A fama da Escola da Ponte correu mundo. E começou a atrair famílias de vastas posses. Um doutor em não sei o quê – nunca soube, só sei que o tratavam por “Senhor Doutor” – transferiu o seu filho de uma escola particular para a Ponte.

Pelo Quim da Pita Borrada, vim a saber que esse “doutor em educação” “dava aula na universidade”. 

Nos encontros de sábado à tarde, quando reuníamos as famílias dos nossos alunos, para conversar sobre os projetos de vida dos seus filhos, o doutor não perdia uma oportunidade de nos interpelar e sempre a despropósito.

Certo dia, quando tentava explicar aos pais dos nossos alunos que os seus filhos poderiam aprender de modo diferente do tradicional “bê a, ba”, que poderiam aprender a ler sem ser a partir da letra, o “Senhor Doutor” deitou faladura:

“Isso pode lá ser! Como todos sabemos, todos aprendemos a ler soletrando, partindo da letra para construir palavras. Sempre foi assim!”

“Há outros modos de alfabetizar, a partir da palavra e até da frase.” – respondi.

“Desculpe, mas considero falsa essa afirmação.” – Doutro dixit.

O Tónio Maduro, analfabeto, corroborou a fala do “Senhor Doutor”:

“O Professor Zé que me perdoe, mas eu acho que o Senhor Doutor tem toda a razão.”

Respirei fundo e esclareci.

“Senhor António, diga-me, por favor qual foi a primeira palavra que o seu filho disse”

“Foi “papai”. Fiquei tão contente, Professor Zé!”

“E a segunda?”

“Foi “mu”. Ainda me lembro.”

“Ele viu uma vaca?”

“Foi!”

“E a terceira palavra?”

“Ele viu passar um carro e disse “mu”. Inté pensei que o meu filho fosse bobinho.”

“Nada disso, amigo António! O seu filho é muito inteligente. Repare! 

Ele viu uma vaca, que é um objeto longitudinal com quatro pontos de contato com a terra (as patas) e que emite um som: “mu”. Um carro também é um objeto longitudinal com quatro pontos de contato com a terra (os pneus). 

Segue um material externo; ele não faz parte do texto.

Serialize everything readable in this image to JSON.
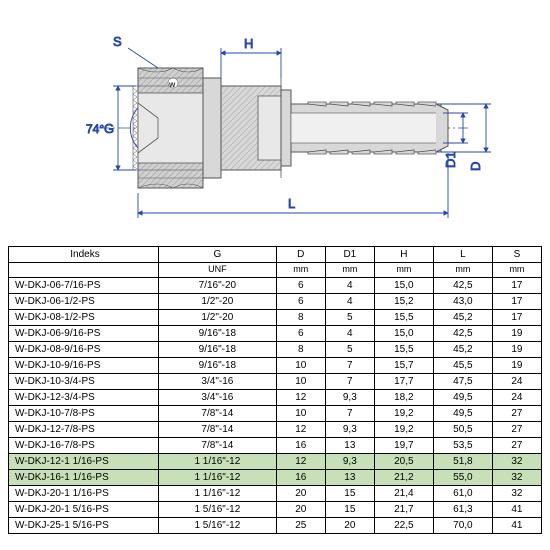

Quando o carro fez “pópó”, o seu filho subdividiu o “mu” em “um” e “pópó”. Compreendeu?”

“Num sei o que é isso de longi… e o sub… qualquer coisa, mas acho que entendi.” 

Eu fazia uso de conhecimentos de psicologia da cognição, da hierarquização de conceitos, sem disso fazer alarde, explicando em linguagem de gente.

O Tónio Maduro aquiesceu. Mas, despeitado, o Senhor Doutor insistiu:

“É evidente que se aprende juntando letras e não como você diz!”

Ignorei a provocação e perguntei ao Tónio:

“Ó Senhor António, quando o seu filho disse “papai”, o senhor disse-lhe que não era assim que se falava? Mandou-o repetir: “um pê e um a… pa”, um pê e um ai… pai” e, depois, juntar as duas sílabas e dizer “papai”?

“Claro que não!” – respondeu o douto Tónio Maduro, que não tinha feito doutorado – “Não sei o que quer dizer essa coisa das silvas, mas acho que o Professor Zé está certo.”